The vaccine exemption map has bigger dots for the higher percentages exemptions and these mostly belong to alternative schools with granola names like Grove, Da Vinci and Equinox Holistic -- and they are hosted within mainstream public schools.

One local alternative elementary school (which scores twice as high on the Learning Opportunities Index as its host school, meaning its children tend to come from more stable, wealthier, better educated families) had 36.5 per cent of its students, or 31 kids, claiming exemptions for the MMR (measles, mumps rubella) vaccine.

Its host school had an exemption rate of 1.6 per cent, which is six kids.

There's no way to know how many of these exemptions are medical, but all these students from both schools share the library, computer lab, gym, auditorium and school yard. That means the kids whose parents made a choice to get non-medical exemptions are a threat to those who have no choice and can't get vaccinated.

Unfortunately, anyone in Ontario can get a vaccine exemption.

Although the province claims it mandates immunizations, in actual fact anyone can get an exemption. Medical exemptions for children with immunodeficiency, cancer, HIV or other reasons like allergies that prevent them from getting vaccinated require a doctor's note.

But all anti-vaxxers have to do is sign a form that states "The requirements of the Immunization of School Pupils Act conflict with my sincerely held convictions based on my religion or conscience."

That's it. They don't even have to write a damn essay explaining what those sincerely held convictions are.
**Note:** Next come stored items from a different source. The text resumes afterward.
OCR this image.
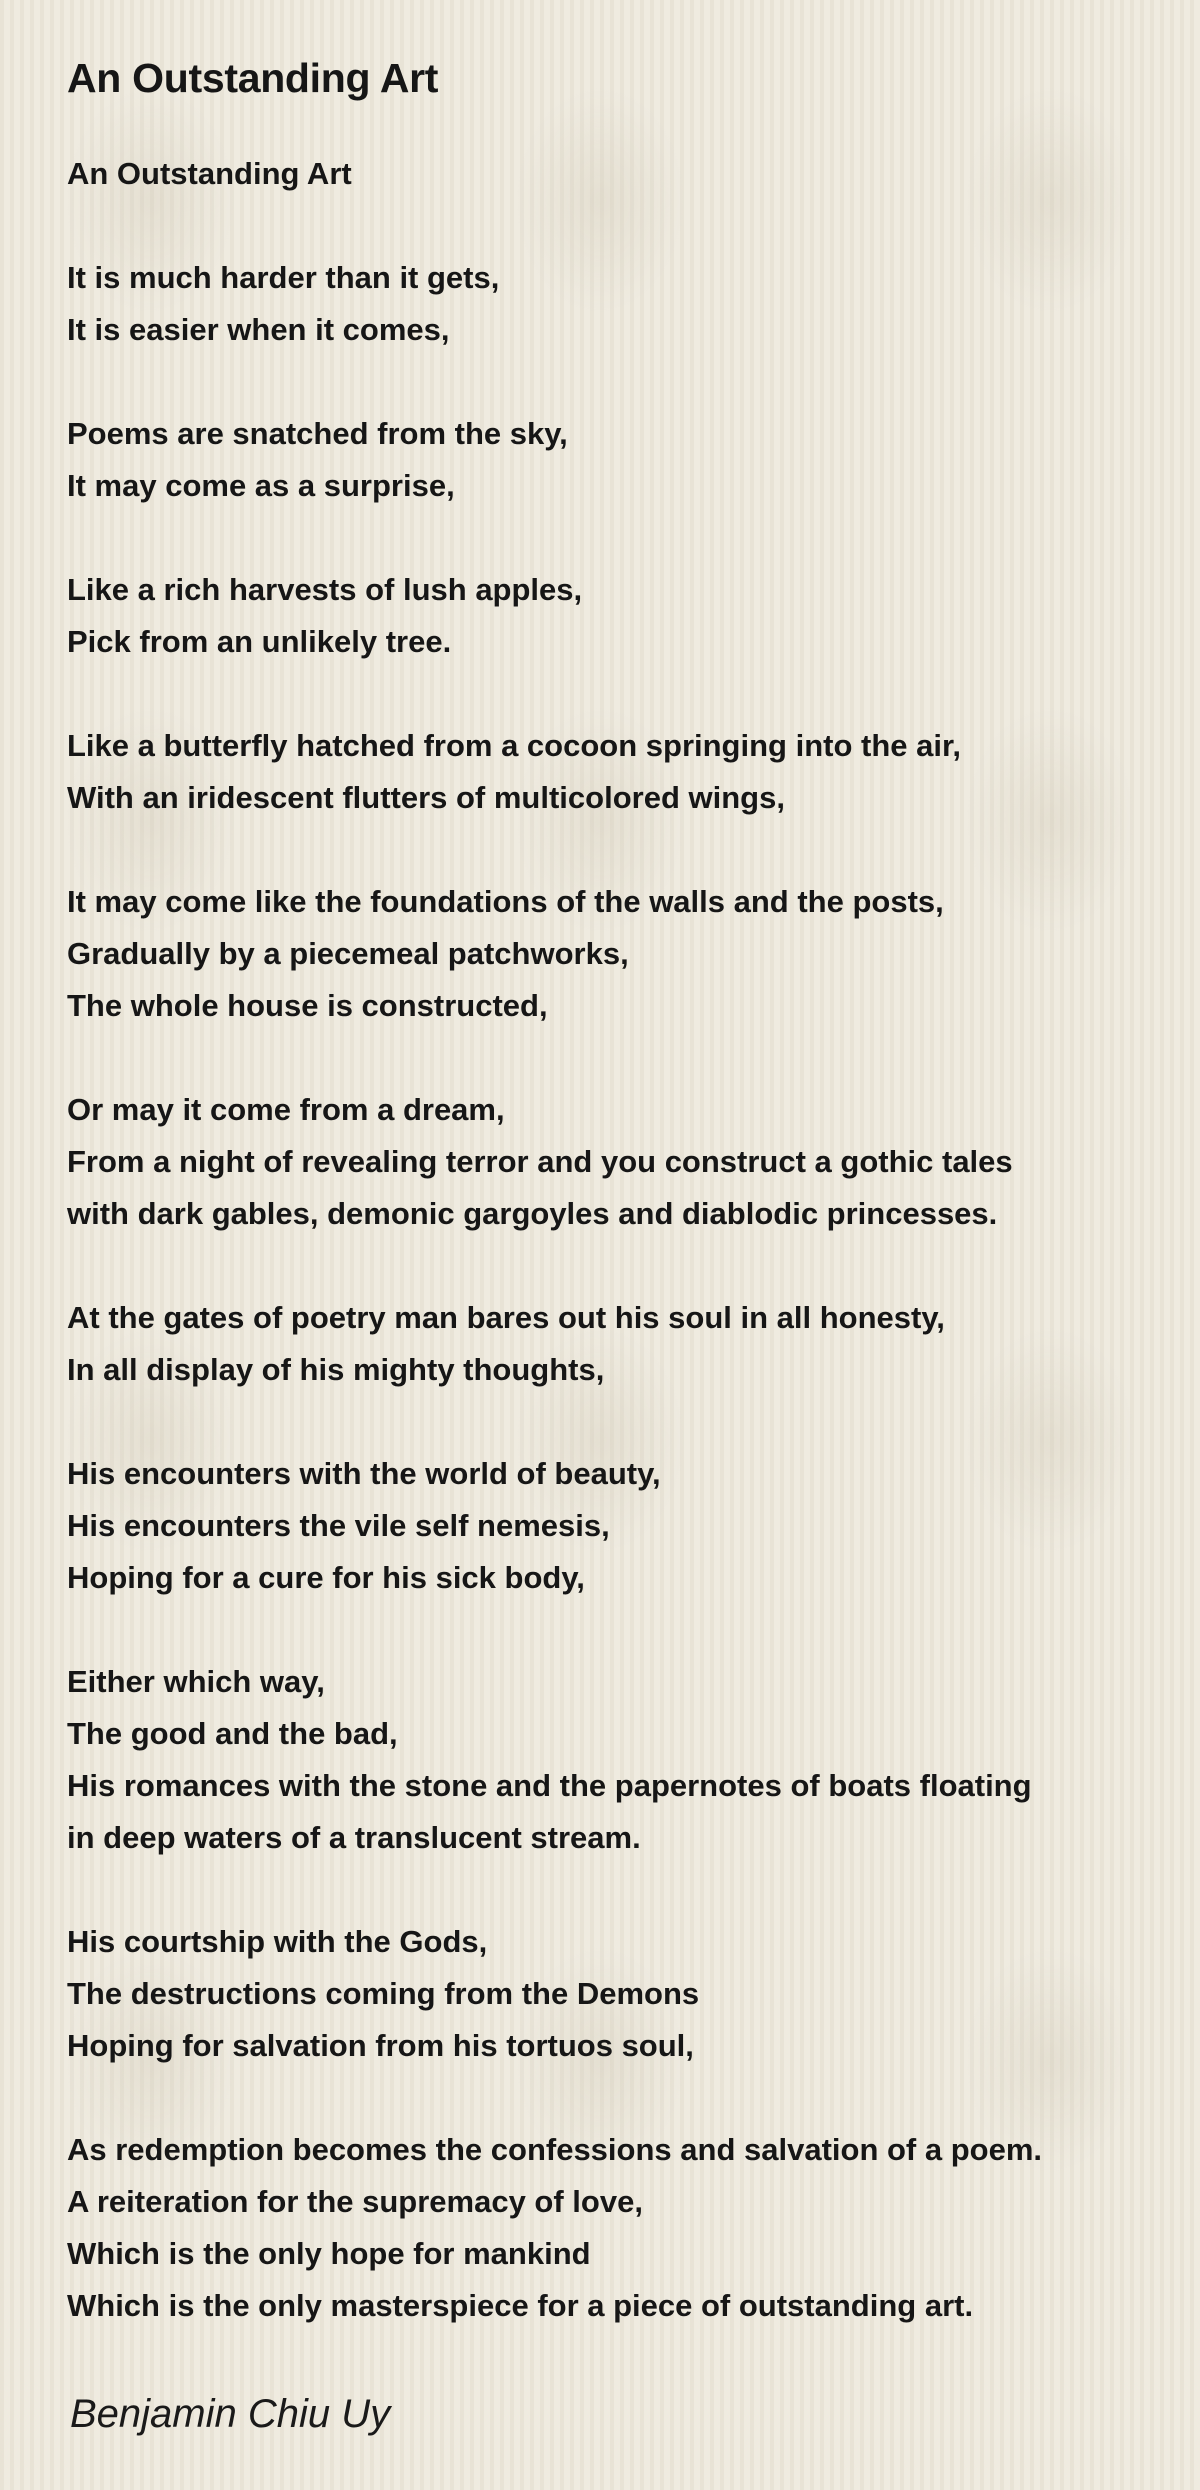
An Outstanding Art
An Outstanding Art
It is much harder than it gets,
It is easier when it comes,
Poems are snatched from the sky,
It may come as a surprise,
Like a rich harvests of lush apples,
Pick from an unlikely tree.
Like a butterfly hatched from a cocoon springing into the air,
With an iridescent flutters of multicolored wings,
It may come like the foundations of the walls and the posts,
Gradually by a piecemeal patchworks,
The whole house is constructed,
Or may it come from a dream,
From a night of revealing terror and you construct a gothic tales
with dark gables, demonic gargoyles and diablodic princesses.
At the gates of poetry man bares out his soul in all honesty,
In all display of his mighty thoughts,
His encounters with the world of beauty,
His encounters the vile self nemesis,
Hoping for a cure for his sick body,
Either which way,
The good and the bad,
His romances with the stone and the papernotes of boats floating
in deep waters of a translucent stream.
His courtship with the Gods,
The destructions coming from the Demons
Hoping for salvation from his tortuos soul,
As redemption becomes the confessions and salvation of a poem.
A reiteration for the supremacy of love,
Which is the only hope for mankind
Which is the only masterspiece for a piece of outstanding art.
Benjamin Chiu Uy
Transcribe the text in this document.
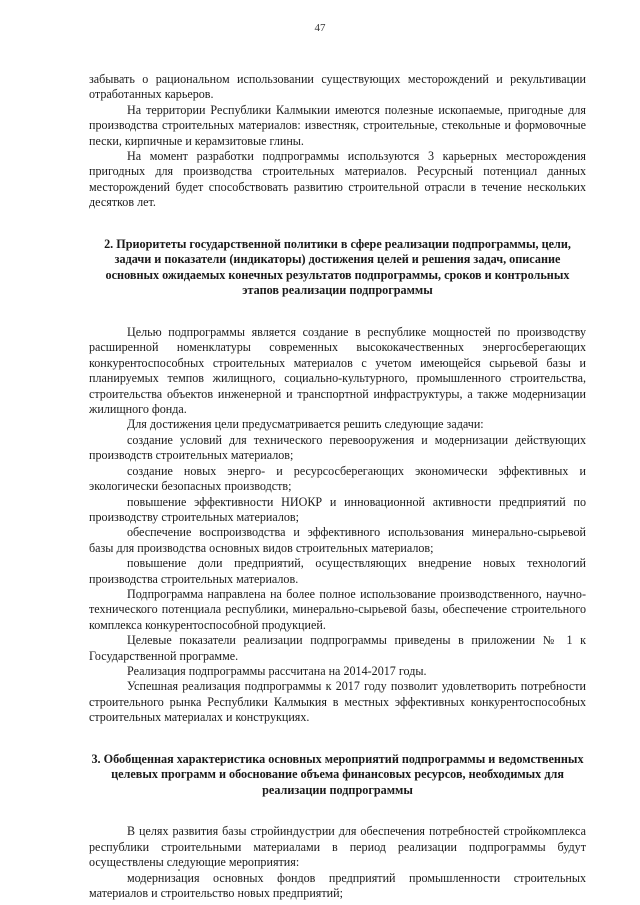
47

забывать о рациональном использовании существующих месторождений и рекультивации отработанных карьеров.

На территории Республики Калмыкии имеются полезные ископаемые, пригодные для производства строительных материалов: известняк, строительные, стекольные и формовочные пески, кирпичные и керамзитовые глины.

На момент разработки подпрограммы используются 3 карьерных месторождения пригодных для производства строительных материалов. Ресурсный потенциал данных месторождений будет способствовать развитию строительной отрасли в течение нескольких десятков лет.

2. Приоритеты государственной политики в сфере реализации подпрограммы, цели, задачи и показатели (индикаторы) достижения целей и решения задач, описание основных ожидаемых конечных результатов подпрограммы, сроков и контрольных этапов реализации подпрограммы

Целью подпрограммы является создание в республике мощностей по производству расширенной номенклатуры современных высококачественных энергосберегающих конкурентоспособных строительных материалов с учетом имеющейся сырьевой базы и планируемых темпов жилищного, социально-культурного, промышленного строительства, строительства объектов инженерной и транспортной инфраструктуры, а также модернизации жилищного фонда.

Для достижения цели предусматривается решить следующие задачи:

создание условий для технического перевооружения и модернизации действующих производств строительных материалов;

создание новых энерго- и ресурсосберегающих экономически эффективных и экологически безопасных производств;

повышение эффективности НИОКР и инновационной активности предприятий по производству строительных материалов;

обеспечение воспроизводства и эффективного использования минерально-сырьевой базы для производства основных видов строительных материалов;

повышение доли предприятий, осуществляющих внедрение новых технологий производства строительных материалов.

Подпрограмма направлена на более полное использование производственного, научно-технического потенциала республики, минерально-сырьевой базы, обеспечение строительного комплекса конкурентоспособной продукцией.

Целевые показатели реализации подпрограммы приведены в приложении № 1 к Государственной программе.

Реализация подпрограммы рассчитана на 2014-2017 годы.

Успешная реализация подпрограммы к 2017 году позволит удовлетворить потребности строительного рынка Республики Калмыкия в местных эффективных конкурентоспособных строительных материалах и конструкциях.

3. Обобщенная характеристика основных мероприятий подпрограммы и ведомственных целевых программ и обоснование объема финансовых ресурсов, необходимых для реализации подпрограммы

В целях развития базы стройиндустрии для обеспечения потребностей стройкомплекса республики строительными материалами в период реализации подпрограммы будут осуществлены следующие мероприятия:

модернизация основных фондов предприятий промышленности строительных материалов и строительство новых предприятий;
And the Ontario government has the audacity to call their immunization policy mandatory. Same goes for the other two "mandatory" provinces, Manitoba and New Brunswick, which also allow exemptions for "religious or ideological reasons."
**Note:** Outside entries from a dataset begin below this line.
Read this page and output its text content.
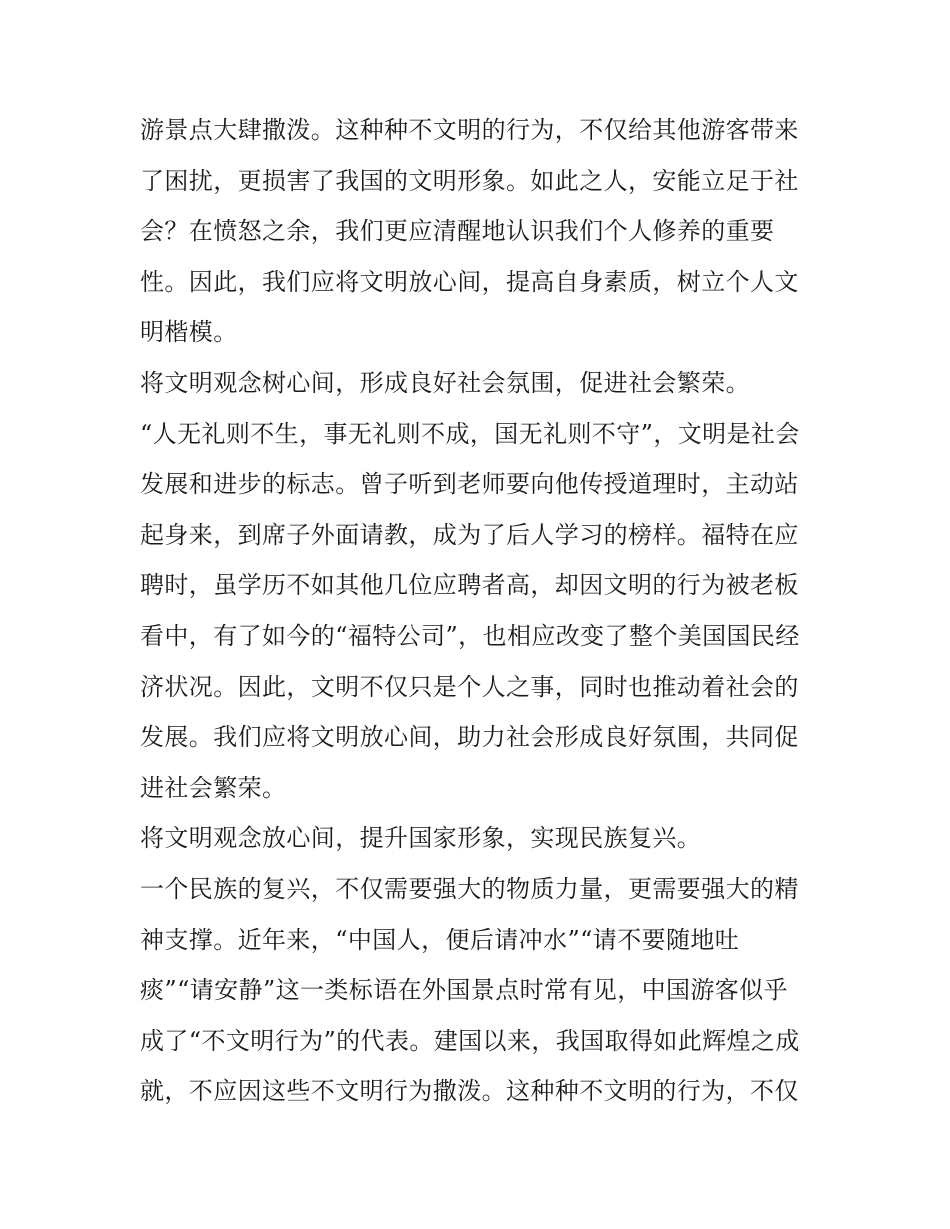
游景点大肆撒泼。这种种不文明的行为，不仅给其他游客带来
了困扰，更损害了我国的文明形象。如此之人，安能立足于社
会？在愤怒之余，我们更应清醒地认识我们个人修养的重要
性。因此，我们应将文明放心间，提高自身素质，树立个人文
明楷模。
将文明观念树心间，形成良好社会氛围，促进社会繁荣。
“人无礼则不生，事无礼则不成，国无礼则不守”，文明是社会
发展和进步的标志。曾子听到老师要向他传授道理时，主动站
起身来，到席子外面请教，成为了后人学习的榜样。福特在应
聘时，虽学历不如其他几位应聘者高，却因文明的行为被老板
看中，有了如今的“福特公司”，也相应改变了整个美国国民经
济状况。因此，文明不仅只是个人之事，同时也推动着社会的
发展。我们应将文明放心间，助力社会形成良好氛围，共同促
进社会繁荣。
将文明观念放心间，提升国家形象，实现民族复兴。
一个民族的复兴，不仅需要强大的物质力量，更需要强大的精
神支撑。近年来，“中国人，便后请冲水”“请不要随地吐
痰”“请安静”这一类标语在外国景点时常有见，中国游客似乎
成了“不文明行为”的代表。建国以来，我国取得如此辉煌之成
就，不应因这些不文明行为撒泼。这种种不文明的行为，不仅
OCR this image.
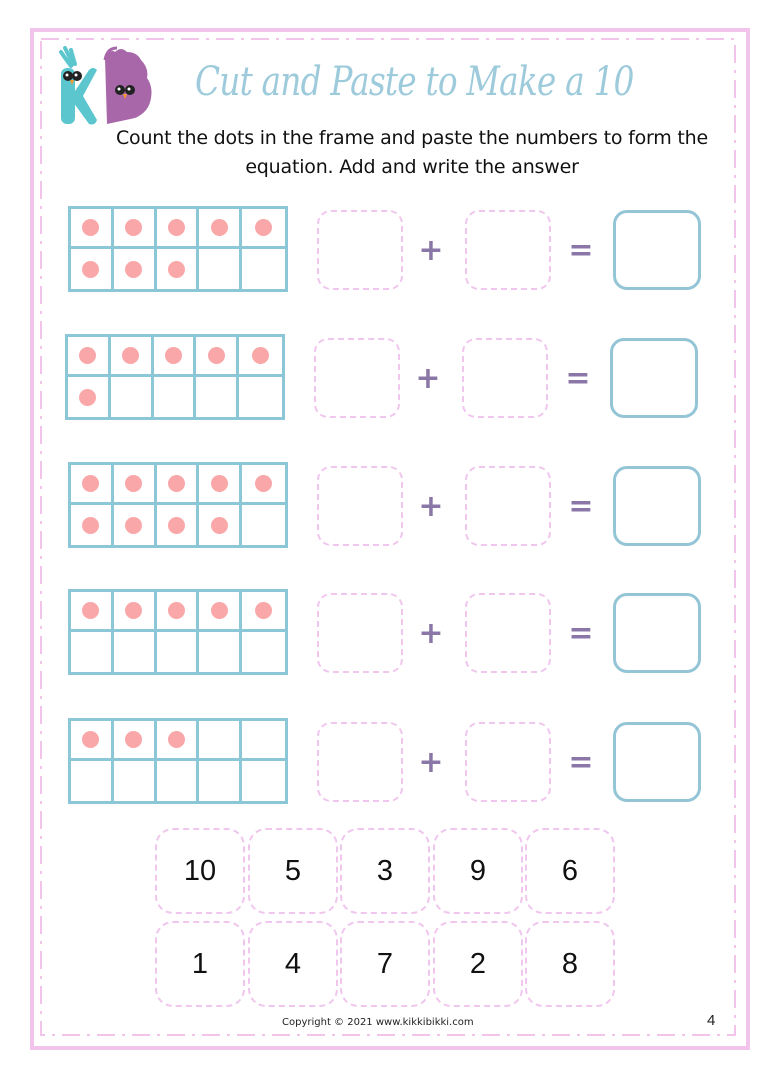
Cut and Paste to Make a 10
Count the dots in the frame and paste the numbers to form the equation. Add and write the answer
+	=
+	=
+	=
+	=
+	=
10	5	3	9	6
1	4	7	2	8
Copyright © 2021 www.kikkibikki.com	4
The rest of Canada doesn't even have that, relying instead on a policy of telling unvaccinated kids to stay home from school in case of an outbreak.

Well, enough is enough.

Measles were declared eradicated from Canada in 2002 and we now have annual outbreaks of this highly contagious kid killer. (Yes, it does kill. According to the World Health Organization, 2.6-million children died annually before the vaccine came into widespread use around the world in 1980 and by 2012, with an 84 per cent vaccination rate, that number was brought down to 122,000, which is 14 children dying every hour.)
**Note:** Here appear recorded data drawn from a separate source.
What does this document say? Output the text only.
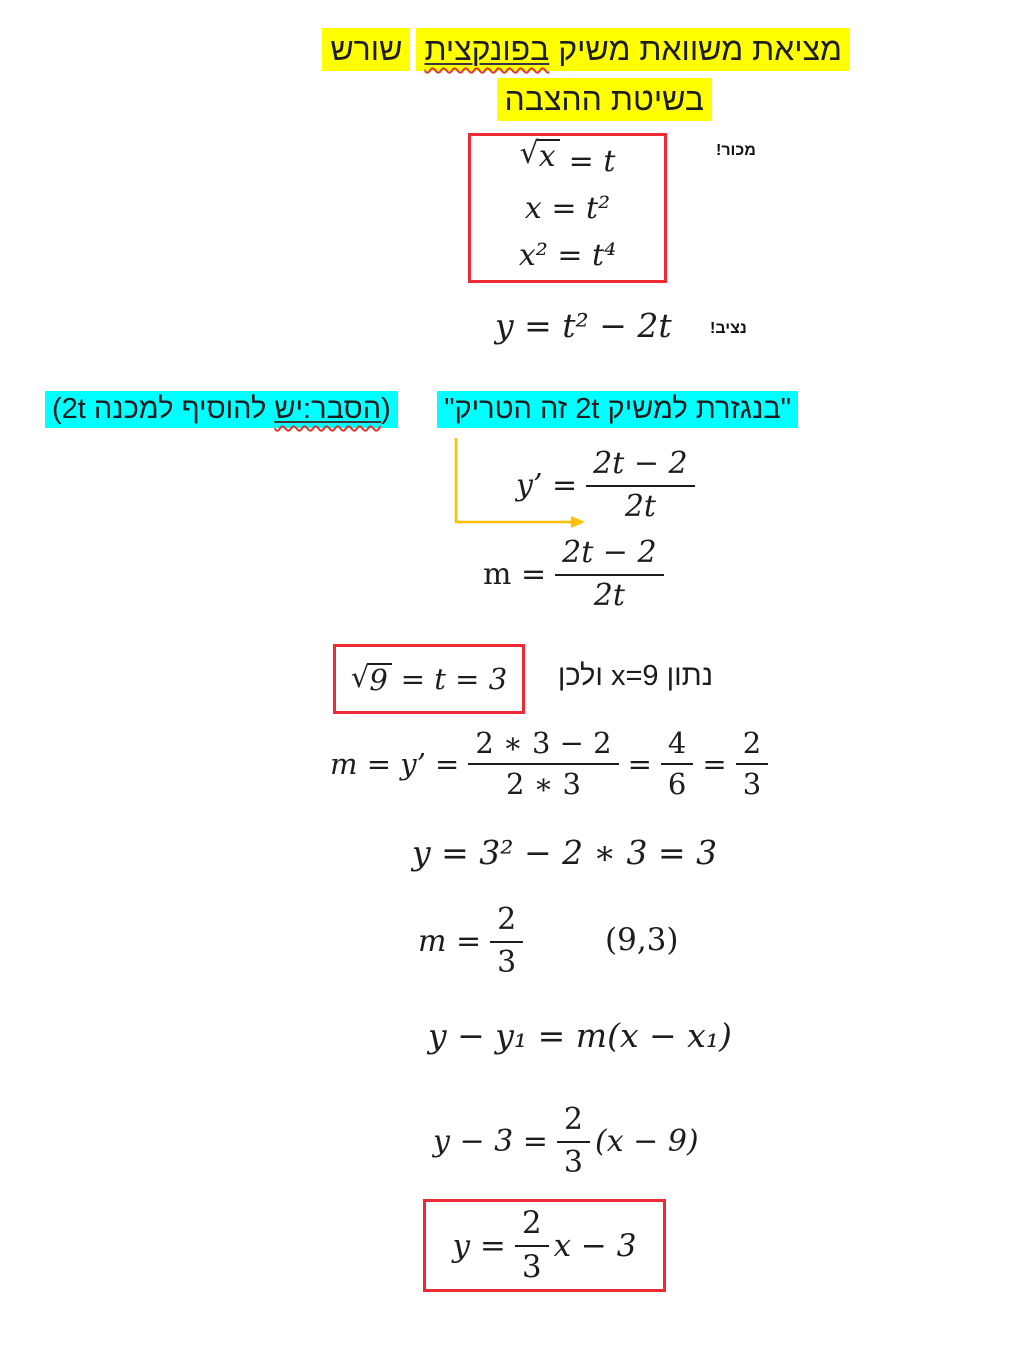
מציאת משוואת משיק בפונקציתשורש
בשיטת ההצבה
מכור!
√ x = t
x = t²
x² = t⁴
y = t² − 2t נציב!
"בנגזרת למשיק 2t זה הטריק"
(הסבר:יש להוסיף למכנה 2t)
y’ = $\frac{2t - 2}{2t}$
$m = \frac{2t - 2}{2t}$
√ 9 = t = 3 נתון x=9 ולכן
m = y’ = $\frac{2 ∗ 3 - 2}{2 ∗ 3} = \frac{4}{6} = \frac{2}{3}$
y = 3² − 2 ∗ 3 = 3
$m = \frac{2}{3}$	(9,3)
y − y₁ = m(x − x₁)
$y - 3 = \frac{2}{3} (x - 9)$
$y = \frac{2}{3}$ x − 3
You still can't force people to vaccinate any more than you can force them not to drink and drive -- in both cases, selfish people are gambling with other's lives -- but you can take away a drunk driver's license. We need to take a similar stand here.

Children with non-medical vaccine exemptions need to be removed from the public school system, from daycares and from extracurricular activities and athletics. This must be done to achieve the vaccination rate of 95 per cent needed for herd immunity to protect the children who medically can't get vaccines and the infants who are too young.

A 2008 Toronto Star article headlined "Alternative school students less likely to be vaccinated," quoted one mother as saying her fellow parents are "suspicious because the government insists on doing it, so they push the other way." Another said, "If a parent chooses not to vaccinate, then it's because they feel that's the best way to keep their child safe."

The issue is obviously not new, but it still prompts the same question: What about other people's children? Ironically, most of these alternative schools even claim to focus on fostering community through activism and service.

Given how many anti-vaxxer parents consider themselves social progressives maybe it's time for them to stop just thinking about themselves and start making progressive choices that protect our whole society.